Honoring Pro Bono Trailblazers from our Texas Law Schools

Monday, November 30, 2015

UPDATE | By Katherine Lochery, Program Developer

On November 16th, at the State Bar’s New Lawyers Induction Ceremony, the Supreme Court of Texas and the Texas Access to Justice Commission presented one 3L student and two recent law school graduates with the Access to Justice Law Student Pro Bono Award. This prestigious award is given out annually to law students who have demonstrated an impressive and unwavering commitment to pro bono service. Nominated and endorsed by their law professors, their law school colleagues, and their supervisors at legal service organizations across the state, the winners of this award are individuals who have been identified by members of the Texas legal community as the up-and-coming leaders of the ongoing effort to increase access to justice for all Texans.

As a student at SMU’s Dedman School of Law, Jason Scott Cohen demonstrated his passion for access to justice by contributing over 500 hours of pro bono assistance to the SMU Criminal Justice Clinic. This clinic provides legal representation to indigent defendants in the Dallas County Criminal Courts. Not only did Jason volunteer more hours than any other member of SMU’s 2015 graduating class, but the assistance he provided has been described by SMU faculty as both rigorous and exemplary. As a 3L, Jason personally arranged for the release of a client who had spent over 90 days in jail; he secured the dismissal of charges for a client with developmental disabilities; and he arranged for a reduction in the sentence received by a terminally ill client. While the total number of law-related public service hours generated by Jason is nothing short of remarkable, what is especially impressive is that he volunteered all this time in third year, following the unexpected passing of his wife. Somehow, Jason found the ability to continue his legal education and provide exceptional assistance in the SMU Criminal Justice Clinic. Jason’s extraordinary perseverance and commitment to justice – even in the aftermath of personal tragedy – has garnered the esteem and profound admiration of his fellow law students, his professors, and other members of Dallas’s legal community.

Long before she decided to pursue her juris doctorate, law student Stephanie Ibarra could often be found assisting less fortunate members of her community by translating legal documents for victims of abuse and serving as a tutor to children in foster care. Once enrolled at Texas Tech’s School of law, Stephanie began regularly donating her time to various legal services organizations, including the Innocence Project of Texas, the Texas Civil Rights Project, and Legal Aid of Northwest Texas (LANWT). In her 1L year alone, Stephanie donated over 100 hours of pro bono legal service. Supervisors at each placement described Stephanie as a compassionate and tireless advocate with a steadfast belief in connecting underserved individuals with affordable, essential legal resources.
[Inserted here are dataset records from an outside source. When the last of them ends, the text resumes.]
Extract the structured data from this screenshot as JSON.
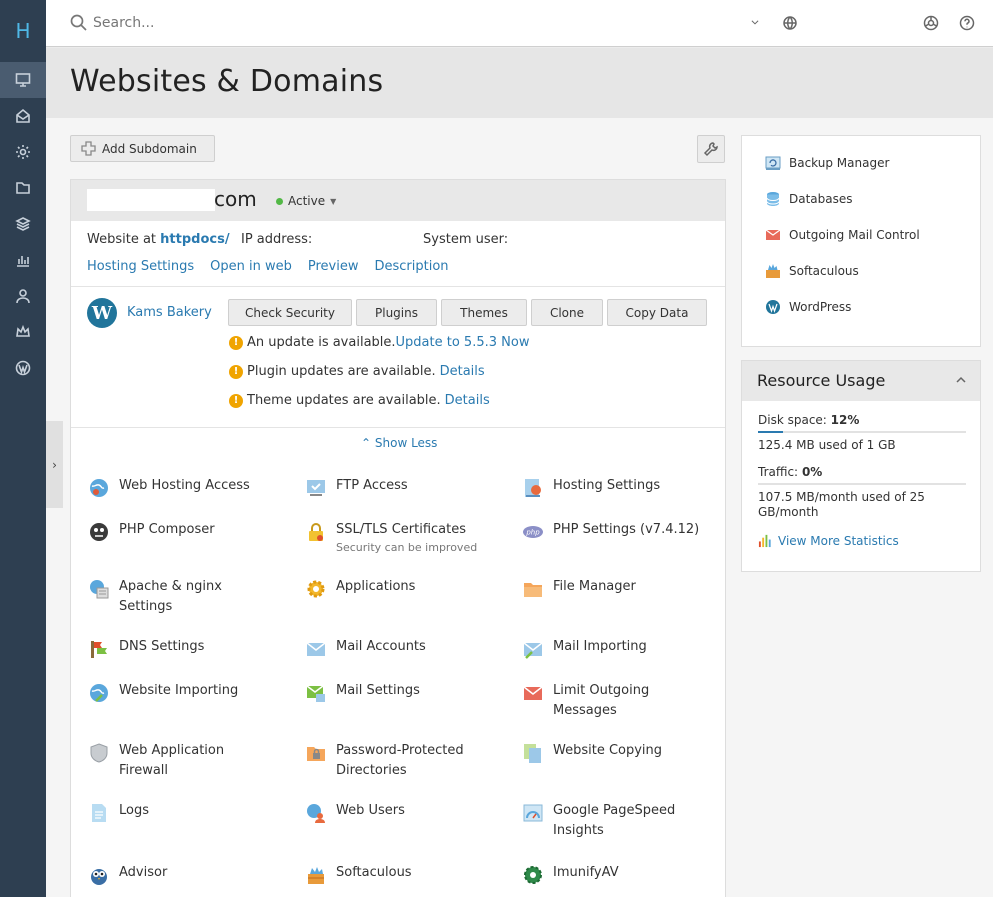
{
  "rail": {
    "logo": "H"
  },
  "topbar": {
    "search_placeholder": "Search..."
  },
  "page": {
    "title": "Websites & Domains"
  },
  "toolbar": {
    "add_subdomain": "Add Subdomain"
  },
  "domain": {
    "name_suffix": "com",
    "status": "Active",
    "website_at_label": "Website at",
    "website_at_value": "httpdocs/",
    "ip_label": "IP address:",
    "system_user_label": "System user:",
    "links": [
      "Hosting Settings",
      "Open in web",
      "Preview",
      "Description"
    ]
  },
  "wordpress": {
    "site_name": "Kams Bakery",
    "buttons": [
      "Check Security",
      "Plugins",
      "Themes",
      "Clone",
      "Copy Data"
    ],
    "notices": [
      {
        "text": "An update is available.",
        "link": "Update to 5.5.3 Now"
      },
      {
        "text": "Plugin updates are available.",
        "link": "Details"
      },
      {
        "text": "Theme updates are available.",
        "link": "Details"
      }
    ],
    "show_less": "Show Less"
  },
  "tools": [
    {
      "label": "Web Hosting Access",
      "icon": "globe-user-icon"
    },
    {
      "label": "FTP Access",
      "icon": "ftp-icon"
    },
    {
      "label": "Hosting Settings",
      "icon": "hosting-settings-icon"
    },
    {
      "label": "PHP Composer",
      "icon": "php-composer-icon"
    },
    {
      "label": "SSL/TLS Certificates",
      "sub": "Security can be improved",
      "icon": "lock-icon"
    },
    {
      "label": "PHP Settings (v7.4.12)",
      "icon": "php-icon"
    },
    {
      "label": "Apache & nginx Settings",
      "icon": "apache-icon"
    },
    {
      "label": "Applications",
      "icon": "gear-icon"
    },
    {
      "label": "File Manager",
      "icon": "folder-icon"
    },
    {
      "label": "DNS Settings",
      "icon": "dns-icon"
    },
    {
      "label": "Mail Accounts",
      "icon": "mail-icon"
    },
    {
      "label": "Mail Importing",
      "icon": "mail-import-icon"
    },
    {
      "label": "Website Importing",
      "icon": "website-import-icon"
    },
    {
      "label": "Mail Settings",
      "icon": "mail-settings-icon"
    },
    {
      "label": "Limit Outgoing Messages",
      "icon": "mail-limit-icon"
    },
    {
      "label": "Web Application Firewall",
      "icon": "shield-icon"
    },
    {
      "label": "Password-Protected Directories",
      "icon": "protected-folder-icon"
    },
    {
      "label": "Website Copying",
      "icon": "copy-icon"
    },
    {
      "label": "Logs",
      "icon": "logs-icon"
    },
    {
      "label": "Web Users",
      "icon": "web-users-icon"
    },
    {
      "label": "Google PageSpeed Insights",
      "icon": "pagespeed-icon"
    },
    {
      "label": "Advisor",
      "icon": "owl-icon"
    },
    {
      "label": "Softaculous",
      "icon": "softaculous-icon"
    },
    {
      "label": "ImunifyAV",
      "icon": "imunify-icon"
    }
  ],
  "quick_links": [
    {
      "label": "Backup Manager",
      "icon": "backup-icon"
    },
    {
      "label": "Databases",
      "icon": "database-icon"
    },
    {
      "label": "Outgoing Mail Control",
      "icon": "mail-control-icon"
    },
    {
      "label": "Softaculous",
      "icon": "softaculous-icon"
    },
    {
      "label": "WordPress",
      "icon": "wordpress-icon"
    }
  ],
  "resource_usage": {
    "title": "Resource Usage",
    "disk_label": "Disk space:",
    "disk_percent": "12%",
    "disk_detail": "125.4 MB used of 1 GB",
    "traffic_label": "Traffic:",
    "traffic_percent": "0%",
    "traffic_detail_1": "107.5 MB/month used of 25",
    "traffic_detail_2": "GB/month",
    "disk_fill": 0.12,
    "traffic_fill": 0.0,
    "stats_link": "View More Statistics"
  }
}
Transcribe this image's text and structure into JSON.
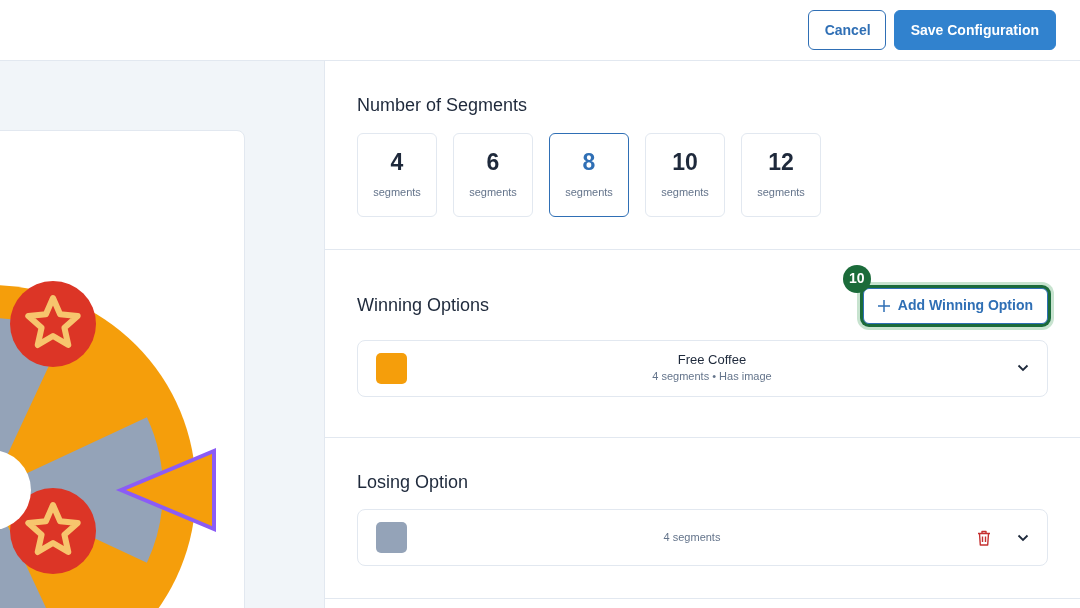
{
  "header": {
    "buttons": [
      {
        "label": "Cancel",
        "kind": "outline"
      },
      {
        "label": "Save Configuration",
        "kind": "primary"
      }
    ]
  },
  "segments": {
    "title": "Number of Segments",
    "options": [
      {
        "value": "4",
        "unit": "segments",
        "selected": false
      },
      {
        "value": "6",
        "unit": "segments",
        "selected": false
      },
      {
        "value": "8",
        "unit": "segments",
        "selected": true
      },
      {
        "value": "10",
        "unit": "segments",
        "selected": false
      },
      {
        "value": "12",
        "unit": "segments",
        "selected": false
      }
    ]
  },
  "winning": {
    "title": "Winning Options",
    "add_button": {
      "label": "Add Winning Option",
      "badge": "10",
      "highlighted": true
    },
    "items": [
      {
        "name": "Free Coffee",
        "meta": "4 segments • Has image",
        "color": "#f59e0b",
        "deletable": false
      }
    ]
  },
  "losing": {
    "title": "Losing Option",
    "items": [
      {
        "meta": "4 segments",
        "color": "#94a3b8",
        "deletable": true
      }
    ]
  }
}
As a 2L, Stephanie successfully recruited her peers to help volunteer at LANWT’s evening pro bono clinics and took an active role in organizing a project aimed at connecting Texas Tech Law Students with a number of legal service organizations in the Rio Grande Valley. In her final year of law school, whether through her own pro bono achievements or through her consistent support of pro bono projects both on and off campus, Stephanie continues to inspire and encourage others in her community to participate in pro bono legal service.

Andrea Meza graduated from the University of Texas Law School in 2015 having contributed 337 hours of pro bono service. During her 1L year alone, Andrea volunteered at Catholic Charities and Texas RioGrande Legal Aid, worked at UT’s DACA clinics, and participated in UT’s annual pro bono service trip to the Rio Grande Valley. Throughout her 2nd and 3rd year, Andrea worked on pro bono projects with organizations including Casa Marianella, the Texas Criminal Justice Coalition, and Texas Jail Project. Andrea’s impact on Texas Law’s public interest law community and on low-income communities extended well beyond her pro bono work. In her final year of law school, Andrea served as the co-president of Texas Law Fellowship, a student-run nonprofit that enables UT law students to intern with nonprofit organizations and increase the delivery of legal services to low-income communities. During her time at UT, Andrea was extremely committed to her work in the law school’s immigration clinic and is now pursuing a career as an immigration attorney. Most recently, Andrea began an Equal Justice Works fellowship with RAICES in San Antonio, where she will coordinate and expand pro bono assistance to immigrant families in detention in Karnes, Texas.

The diverse and extensive pro bono service carried out by this year’s winners stands as a testament to the positive impact that emerging young lawyers can have on both their immediate communities and throughout the state of Texas.